By Virginia Furness
LONDON (Reuters) -Global banking regulators on Monday agreed to intensify efforts to better understand the financial risks posed by climate change amid pushback from the United States.
The oversight body of the world’s forum for banking regulators met on Monday to take stock of the committee’s work on climate-related financial risks and agreed to prioritise efforts to understand financial risk implications of extreme weather events, the Bank for International Settlements said in a statement.
The agreement comes as policy makers and banking regulators on both sides of the Atlantic are debating the extent to which climate change should be embedded into central bank policy, a tussle analysts say is likely to shape central bank decision making around the world.
In Europe, rulemakers have doubled down on efforts to address climate-related risks, with the European Central Bank making management of climate risks a key priority; in the United States, efforts have been scaled back or shelved.
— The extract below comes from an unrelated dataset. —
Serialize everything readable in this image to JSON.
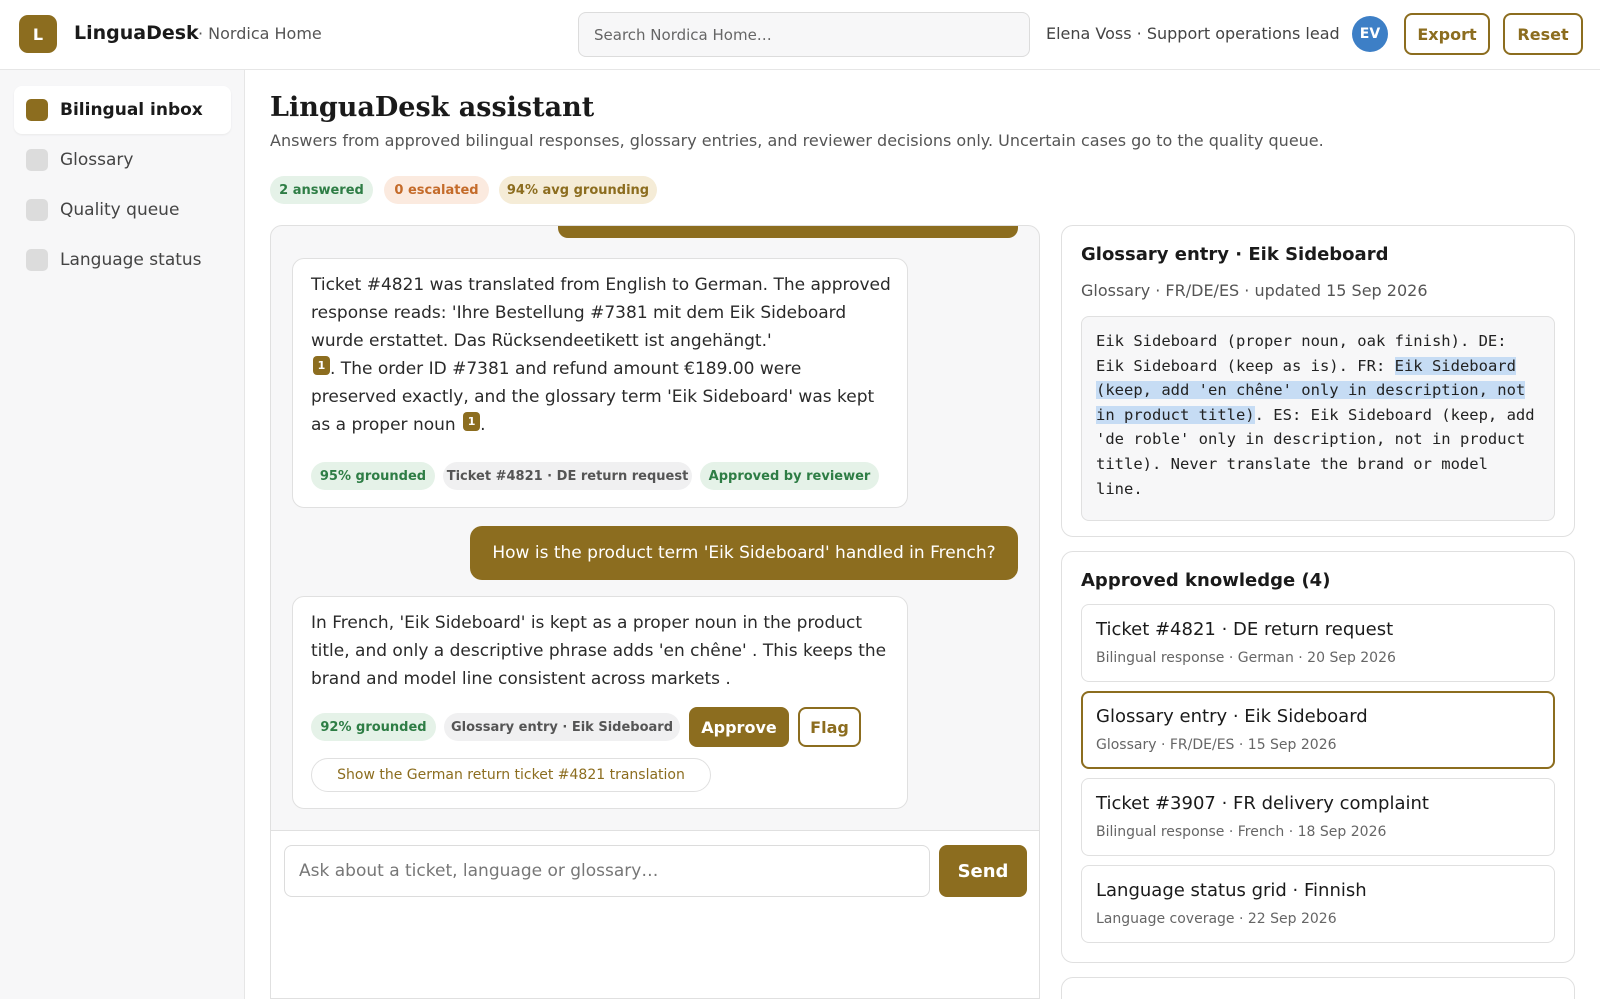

The group of central bank governors and heads of supervision, which make up the oversight body of the Basel Committee on Banking Supervision, also said it will publish a voluntary disclosure framework on climate-related financial risks for jurisdictions to consider.
While the Basel Committee has no international authority or enforcement powers, its work on climate sets international standards which have a strong influence on national rulemaking.
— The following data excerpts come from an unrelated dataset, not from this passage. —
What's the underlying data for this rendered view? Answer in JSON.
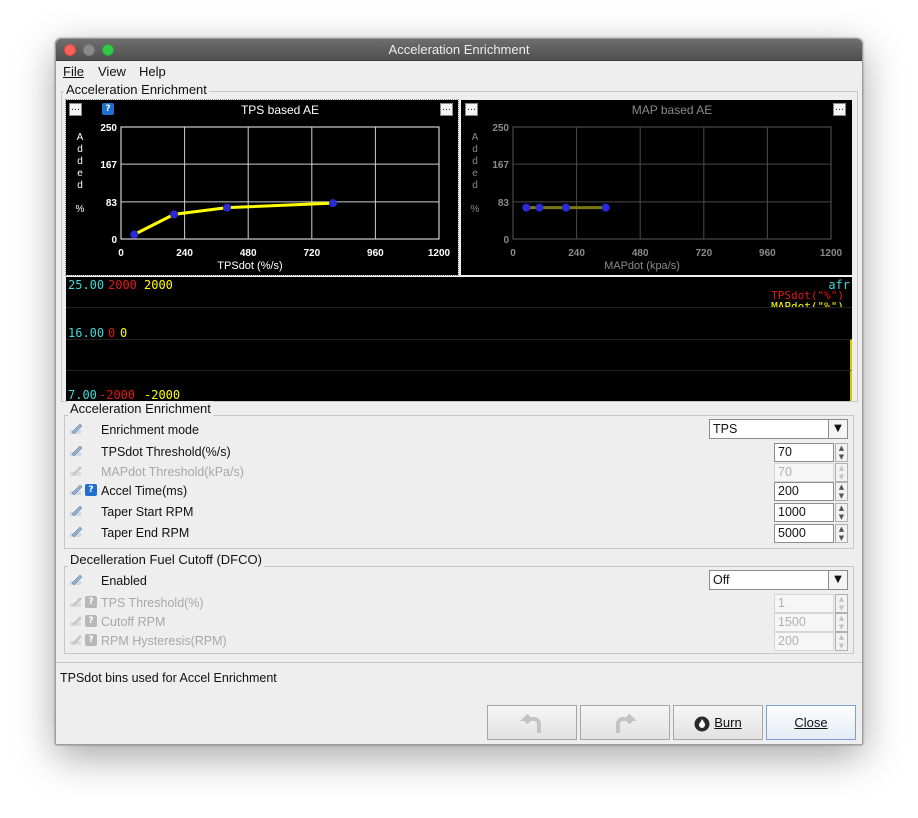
{
  "window": {
    "title": "Acceleration Enrichment"
  },
  "menu": {
    "file": "File",
    "view": "View",
    "help": "Help"
  },
  "top_group": {
    "title": "Acceleration Enrichment"
  },
  "chart_data": [
    {
      "type": "line",
      "title": "TPS based AE",
      "xlabel": "TPSdot (%/s)",
      "ylabel": "A d d e d  %",
      "x_ticks": [
        "0",
        "240",
        "480",
        "720",
        "960",
        "1200"
      ],
      "y_ticks": [
        "250",
        "167",
        "83",
        "0"
      ],
      "xlim": [
        0,
        1200
      ],
      "ylim": [
        0,
        250
      ],
      "series": [
        {
          "x": [
            50,
            200,
            400,
            800
          ],
          "y": [
            10,
            55,
            70,
            80
          ],
          "color": "#ffff00",
          "point_color": "#2a2ad8"
        }
      ]
    },
    {
      "type": "line",
      "title": "MAP based AE",
      "xlabel": "MAPdot (kpa/s)",
      "ylabel": "A d d e d  %",
      "x_ticks": [
        "0",
        "240",
        "480",
        "720",
        "960",
        "1200"
      ],
      "y_ticks": [
        "250",
        "167",
        "83",
        "0"
      ],
      "xlim": [
        0,
        1200
      ],
      "ylim": [
        0,
        250
      ],
      "series": [
        {
          "x": [
            50,
            100,
            200,
            350
          ],
          "y": [
            70,
            70,
            70,
            70
          ],
          "color": "#7a7a10",
          "point_color": "#2a2ad8"
        }
      ]
    }
  ],
  "strip": {
    "top": {
      "afr": "25.00",
      "tps": "2000",
      "map": "2000"
    },
    "mid": {
      "afr": "16.00",
      "tps": "0",
      "map": "0"
    },
    "bottom": {
      "afr": "7.00",
      "tps": "-2000",
      "map": "-2000"
    },
    "legend": {
      "afr": "afr",
      "tps": "TPSdot(\"%\")",
      "map": "MAPdot(\"%\")"
    },
    "colors": {
      "afr": "#40d8d8",
      "tps": "#e01818",
      "map": "#ffff00"
    }
  },
  "ae_group": {
    "title": "Acceleration Enrichment",
    "enrichment_mode": {
      "label": "Enrichment mode",
      "value": "TPS"
    },
    "tpsdot_threshold": {
      "label": "TPSdot Threshold(%/s)",
      "value": "70"
    },
    "mapdot_threshold": {
      "label": "MAPdot Threshold(kPa/s)",
      "value": "70"
    },
    "accel_time": {
      "label": "Accel Time(ms)",
      "value": "200"
    },
    "taper_start": {
      "label": "Taper Start RPM",
      "value": "1000"
    },
    "taper_end": {
      "label": "Taper End RPM",
      "value": "5000"
    }
  },
  "dfco_group": {
    "title": "Decelleration Fuel Cutoff (DFCO)",
    "enabled": {
      "label": "Enabled",
      "value": "Off"
    },
    "tps_threshold": {
      "label": "TPS Threshold(%)",
      "value": "1"
    },
    "cutoff_rpm": {
      "label": "Cutoff RPM",
      "value": "1500"
    },
    "rpm_hysteresis": {
      "label": "RPM Hysteresis(RPM)",
      "value": "200"
    }
  },
  "status": {
    "text": "TPSdot bins used for Accel Enrichment"
  },
  "buttons": {
    "burn": "Burn",
    "close": "Close"
  }
}
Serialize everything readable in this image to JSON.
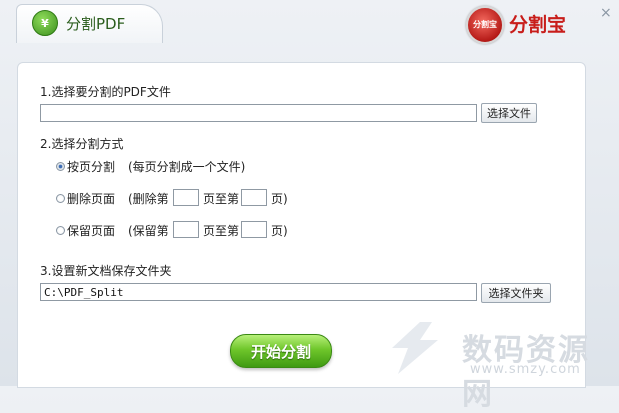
{
  "tab": {
    "title": "分割PDF",
    "logo_letter": "¥"
  },
  "brand": {
    "seal_text": "分割宝",
    "name": "分割宝"
  },
  "close_glyph": "×",
  "section1": {
    "label": "1.选择要分割的PDF文件",
    "file_value": "",
    "browse_button": "选择文件"
  },
  "section2": {
    "label": "2.选择分割方式",
    "options": [
      {
        "label": "按页分割",
        "desc": "(每页分割成一个文件)",
        "checked": true
      },
      {
        "label": "删除页面",
        "desc_prefix": "(删除第",
        "mid": "页至第",
        "suffix": "页)",
        "checked": false
      },
      {
        "label": "保留页面",
        "desc_prefix": "(保留第",
        "mid": "页至第",
        "suffix": "页)",
        "checked": false
      }
    ]
  },
  "section3": {
    "label": "3.设置新文档保存文件夹",
    "folder_value": "C:\\PDF_Split",
    "browse_button": "选择文件夹"
  },
  "start_button": "开始分割",
  "watermark": {
    "text": "数码资源网",
    "url": "www.smzy.com"
  },
  "colors": {
    "accent_green": "#6fc62b",
    "brand_red": "#c81d1a",
    "radio_blue": "#3d6cb5"
  }
}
Analysts say its thinking is more closely aligned to European and British regulators which are taking steps to integrate climate risks into supervisory expectations for banks than to those in the United States.
In recent years, the U.S. Federal Reserve has taken some steps to integrate climate change into its work through preliminary analysis and reports, but Chair Jerome Powell has repeatedly insisted the Fed has a limited role to play.
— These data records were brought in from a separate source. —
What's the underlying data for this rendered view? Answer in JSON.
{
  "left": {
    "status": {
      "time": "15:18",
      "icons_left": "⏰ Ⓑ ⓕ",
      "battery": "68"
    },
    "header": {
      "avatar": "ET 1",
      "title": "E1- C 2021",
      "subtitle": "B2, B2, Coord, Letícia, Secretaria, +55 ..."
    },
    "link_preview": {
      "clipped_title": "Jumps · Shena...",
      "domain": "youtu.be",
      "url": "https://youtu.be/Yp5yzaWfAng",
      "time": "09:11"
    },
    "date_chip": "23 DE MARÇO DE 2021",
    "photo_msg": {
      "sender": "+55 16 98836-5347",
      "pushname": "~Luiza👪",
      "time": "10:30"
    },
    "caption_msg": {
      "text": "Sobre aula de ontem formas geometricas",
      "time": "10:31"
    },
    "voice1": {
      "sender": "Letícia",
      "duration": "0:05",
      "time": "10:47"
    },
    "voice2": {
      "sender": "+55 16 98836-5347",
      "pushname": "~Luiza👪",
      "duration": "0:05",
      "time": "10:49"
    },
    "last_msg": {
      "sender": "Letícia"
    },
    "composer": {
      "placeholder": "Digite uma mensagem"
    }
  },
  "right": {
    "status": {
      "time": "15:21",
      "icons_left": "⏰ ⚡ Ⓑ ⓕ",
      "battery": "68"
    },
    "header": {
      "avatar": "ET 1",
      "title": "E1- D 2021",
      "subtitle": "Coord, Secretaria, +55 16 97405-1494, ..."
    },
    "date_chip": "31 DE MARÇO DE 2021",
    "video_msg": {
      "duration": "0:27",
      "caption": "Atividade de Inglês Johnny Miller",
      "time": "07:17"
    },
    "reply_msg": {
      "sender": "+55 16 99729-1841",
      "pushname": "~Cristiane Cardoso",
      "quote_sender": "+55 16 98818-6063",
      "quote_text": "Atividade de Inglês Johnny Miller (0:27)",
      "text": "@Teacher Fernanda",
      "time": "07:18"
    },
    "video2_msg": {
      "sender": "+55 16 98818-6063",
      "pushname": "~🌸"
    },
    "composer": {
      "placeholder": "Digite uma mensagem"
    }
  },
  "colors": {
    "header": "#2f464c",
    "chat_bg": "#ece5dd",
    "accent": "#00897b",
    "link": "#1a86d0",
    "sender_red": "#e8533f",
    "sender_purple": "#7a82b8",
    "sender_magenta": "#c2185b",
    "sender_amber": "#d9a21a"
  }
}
More recently, U.S. President Donald Trump and other climate-sceptic Republicans have led a backlash against policies linked to environmental, social and governance issues across government, from coal mining to electric vehicles and DEI.
In January, the Fed withdrew from the Network of Central Banks and Supervisors for Greening the Financial System (NGFS), a global body of central banks and regulators devoted to exploring ways to police climate risk in the financial system.
The U.S. Treasury Department’s Office of the Comptroller of the Currency in March withdrew from a jointly agreed set of climate principles for large U.S. banks, calling the framework “overly burdensome and duplicative”.
Law firm Mayer Brown said in April it expects the Federal Deposit Insurance Corporation (“FDIC”) and Fed to withdraw from the joint climate principles in the near future.